AddDays(-1).ToString("yyyy-MM-dd") } },
@{Label = "summary_info"; Expression = { Create-SummaryInfo -currentItem $_ } },
@{Label = "global_field"; Expression = { Create-GlobalFields -currentItem $_ } },
@{Label = "modules"; Expression = { Create-Modules -currentItem $_ } }
}
To hash out the dependent assets like images in the exported JSON
Below are the steps here that could be executed to meet this requirement:
- Download the assets from Sitecore by right-clicking on the asset folder, choosing script, and then downloading.
- Drag and drop the contents of the downloaded folder in the asset folder created in Contentstack.
- Use Get assets of a specific folder CM API (https://{{base_url}}/v3/assets?folder=enter_your_folder_uid) of the Contentstack to get all the assets in the JSON format (images JSON file).
- Now use a PowerShell script to hash out the entries in the exported JSON file with the images JSON file by finding out a matching pattern. It could be based on an entry title that also exists in the image name or any other.
Once the exported JSON is ready let us talk about the import process. Do the following in your next js/react solution:
Place the exported Json (ex: news_articles_data.json) inside a data folder under your component having the code for data migration.
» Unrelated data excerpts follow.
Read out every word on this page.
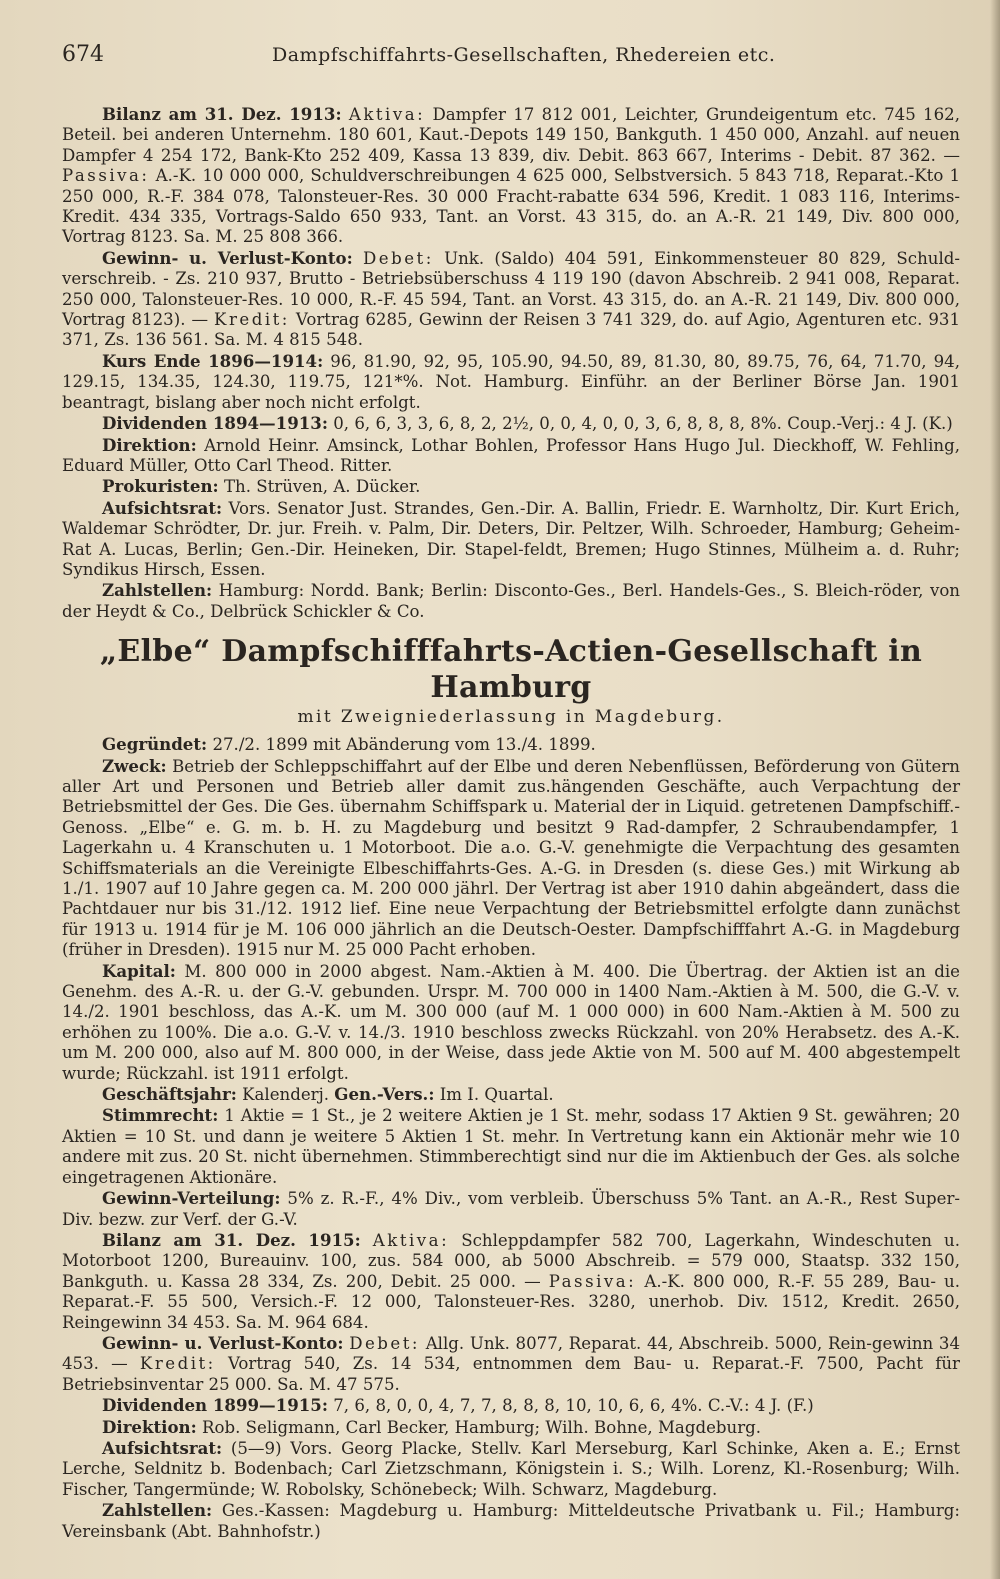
674	Dampfschiffahrts-Gesellschaften, Rhedereien etc.

Bilanz am 31. Dez. 1913: Aktiva: Dampfer 17 812 001, Leichter, Grundeigentum etc. 745 162, Beteil. bei anderen Unternehm. 180 601, Kaut.-Depots 149 150, Bankguth. 1 450 000, Anzahl. auf neuen Dampfer 4 254 172, Bank-Kto 252 409, Kassa 13 839, div. Debit. 863 667, Interims - Debit. 87 362. — Passiva: A.-K. 10 000 000, Schuldverschreibungen 4 625 000, Selbstversich. 5 843 718, Reparat.-Kto 1 250 000, R.-F. 384 078, Talonsteuer-Res. 30 000 Fracht-rabatte 634 596, Kredit. 1 083 116, Interims-Kredit. 434 335, Vortrags-Saldo 650 933, Tant. an Vorst. 43 315, do. an A.-R. 21 149, Div. 800 000, Vortrag 8123. Sa. M. 25 808 366.

Gewinn- u. Verlust-Konto: Debet: Unk. (Saldo) 404 591, Einkommensteuer 80 829, Schuld-verschreib. - Zs. 210 937, Brutto - Betriebsüberschuss 4 119 190 (davon Abschreib. 2 941 008, Reparat. 250 000, Talonsteuer-Res. 10 000, R.-F. 45 594, Tant. an Vorst. 43 315, do. an A.-R. 21 149, Div. 800 000, Vortrag 8123). — Kredit: Vortrag 6285, Gewinn der Reisen 3 741 329, do. auf Agio, Agenturen etc. 931 371, Zs. 136 561. Sa. M. 4 815 548.

Kurs Ende 1896—1914: 96, 81.90, 92, 95, 105.90, 94.50, 89, 81.30, 80, 89.75, 76, 64, 71.70, 94, 129.15, 134.35, 124.30, 119.75, 121*%. Not. Hamburg. Einführ. an der Berliner Börse Jan. 1901 beantragt, bislang aber noch nicht erfolgt.

Dividenden 1894—1913: 0, 6, 6, 3, 3, 6, 8, 2, 2½, 0, 0, 4, 0, 0, 3, 6, 8, 8, 8, 8%. Coup.-Verj.: 4 J. (K.)

Direktion: Arnold Heinr. Amsinck, Lothar Bohlen, Professor Hans Hugo Jul. Dieckhoff, W. Fehling, Eduard Müller, Otto Carl Theod. Ritter.

Prokuristen: Th. Strüven, A. Dücker.

Aufsichtsrat: Vors. Senator Just. Strandes, Gen.-Dir. A. Ballin, Friedr. E. Warnholtz, Dir. Kurt Erich, Waldemar Schrödter, Dr. jur. Freih. v. Palm, Dir. Deters, Dir. Peltzer, Wilh. Schroeder, Hamburg; Geheim-Rat A. Lucas, Berlin; Gen.-Dir. Heineken, Dir. Stapel-feldt, Bremen; Hugo Stinnes, Mülheim a. d. Ruhr; Syndikus Hirsch, Essen.

Zahlstellen: Hamburg: Nordd. Bank; Berlin: Disconto-Ges., Berl. Handels-Ges., S. Bleich-röder, von der Heydt & Co., Delbrück Schickler & Co.

„Elbe“ Dampfschifffahrts-Actien-Gesellschaft in Hamburg

mit Zweigniederlassung in Magdeburg.

Gegründet: 27./2. 1899 mit Abänderung vom 13./4. 1899.

Zweck: Betrieb der Schleppschiffahrt auf der Elbe und deren Nebenflüssen, Beförderung von Gütern aller Art und Personen und Betrieb aller damit zus.hängenden Geschäfte, auch Verpachtung der Betriebsmittel der Ges. Die Ges. übernahm Schiffspark u. Material der in Liquid. getretenen Dampfschiff.-Genoss. „Elbe“ e. G. m. b. H. zu Magdeburg und besitzt 9 Rad-dampfer, 2 Schraubendampfer, 1 Lagerkahn u. 4 Kranschuten u. 1 Motorboot. Die a.o. G.-V. genehmigte die Verpachtung des gesamten Schiffsmaterials an die Vereinigte Elbeschiffahrts-Ges. A.-G. in Dresden (s. diese Ges.) mit Wirkung ab 1./1. 1907 auf 10 Jahre gegen ca. M. 200 000 jährl. Der Vertrag ist aber 1910 dahin abgeändert, dass die Pachtdauer nur bis 31./12. 1912 lief. Eine neue Verpachtung der Betriebsmittel erfolgte dann zunächst für 1913 u. 1914 für je M. 106 000 jährlich an die Deutsch-Oester. Dampfschifffahrt A.-G. in Magdeburg (früher in Dresden). 1915 nur M. 25 000 Pacht erhoben.

Kapital: M. 800 000 in 2000 abgest. Nam.-Aktien à M. 400. Die Übertrag. der Aktien ist an die Genehm. des A.-R. u. der G.-V. gebunden. Urspr. M. 700 000 in 1400 Nam.-Aktien à M. 500, die G.-V. v. 14./2. 1901 beschloss, das A.-K. um M. 300 000 (auf M. 1 000 000) in 600 Nam.-Aktien à M. 500 zu erhöhen zu 100%. Die a.o. G.-V. v. 14./3. 1910 beschloss zwecks Rückzahl. von 20% Herabsetz. des A.-K. um M. 200 000, also auf M. 800 000, in der Weise, dass jede Aktie von M. 500 auf M. 400 abgestempelt wurde; Rückzahl. ist 1911 erfolgt.

Geschäftsjahr: Kalenderj. Gen.-Vers.: Im I. Quartal.

Stimmrecht: 1 Aktie = 1 St., je 2 weitere Aktien je 1 St. mehr, sodass 17 Aktien 9 St. gewähren; 20 Aktien = 10 St. und dann je weitere 5 Aktien 1 St. mehr. In Vertretung kann ein Aktionär mehr wie 10 andere mit zus. 20 St. nicht übernehmen. Stimmberechtigt sind nur die im Aktienbuch der Ges. als solche eingetragenen Aktionäre.

Gewinn-Verteilung: 5% z. R.-F., 4% Div., vom verbleib. Überschuss 5% Tant. an A.-R., Rest Super-Div. bezw. zur Verf. der G.-V.

Bilanz am 31. Dez. 1915: Aktiva: Schleppdampfer 582 700, Lagerkahn, Windeschuten u. Motorboot 1200, Bureauinv. 100, zus. 584 000, ab 5000 Abschreib. = 579 000, Staatsp. 332 150, Bankguth. u. Kassa 28 334, Zs. 200, Debit. 25 000. — Passiva: A.-K. 800 000, R.-F. 55 289, Bau- u. Reparat.-F. 55 500, Versich.-F. 12 000, Talonsteuer-Res. 3280, unerhob. Div. 1512, Kredit. 2650, Reingewinn 34 453. Sa. M. 964 684.

Gewinn- u. Verlust-Konto: Debet: Allg. Unk. 8077, Reparat. 44, Abschreib. 5000, Rein-gewinn 34 453. — Kredit: Vortrag 540, Zs. 14 534, entnommen dem Bau- u. Reparat.-F. 7500, Pacht für Betriebsinventar 25 000. Sa. M. 47 575.

Dividenden 1899—1915: 7, 6, 8, 0, 0, 4, 7, 7, 8, 8, 8, 10, 10, 6, 6, 4%. C.-V.: 4 J. (F.)

Direktion: Rob. Seligmann, Carl Becker, Hamburg; Wilh. Bohne, Magdeburg.

Aufsichtsrat: (5—9) Vors. Georg Placke, Stellv. Karl Merseburg, Karl Schinke, Aken a. E.; Ernst Lerche, Seldnitz b. Bodenbach; Carl Zietzschmann, Königstein i. S.; Wilh. Lorenz, Kl.-Rosenburg; Wilh. Fischer, Tangermünde; W. Robolsky, Schönebeck; Wilh. Schwarz, Magdeburg.

Zahlstellen: Ges.-Kassen: Magdeburg u. Hamburg: Mitteldeutsche Privatbank u. Fil.; Hamburg: Vereinsbank (Abt. Bahnhofstr.)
Create an Entry Service by using Create an entry with JSON RTE API provided by Contentstack like shown below:
import Result from '@/core/result'
import settings from '@/common/settings'
import axios from 'axios'
import posts from '../services/data/news_articles_data.json'
const createAnEntry = async () => {
const origin = 'https://' + settings.contentstack.env.apiHost
const pathname = settings.contentstack.entries.news_article_entries
const url = origin + pathname
const options = {
headers: {
'Content-Type': 'application/json',
authtoken: settings.contentstack.env.authToken,
authorization: settings.contentstack.env.authorization,
api_key: settings.contentstack.env.apikey,
},
}
try {
await Promise.all(
posts.map((post) =>
axios.post(
url,
{
entry: post,
},
options,
),
),
).then(
(response) => {
console.log('response is', response)
return Result.success(response)
},
(error) => {
return Result.fail(error)
},
)
} catch (error) {
return Result.fail('fail')
}
}
const EntryService = {
createAnEntry
}
export default EntryService
The settings file would look like this:
Lastly, make a call to this service to create the entries in your stack. As per my exerience it takes less than 5 seconds to create around one thousand entries.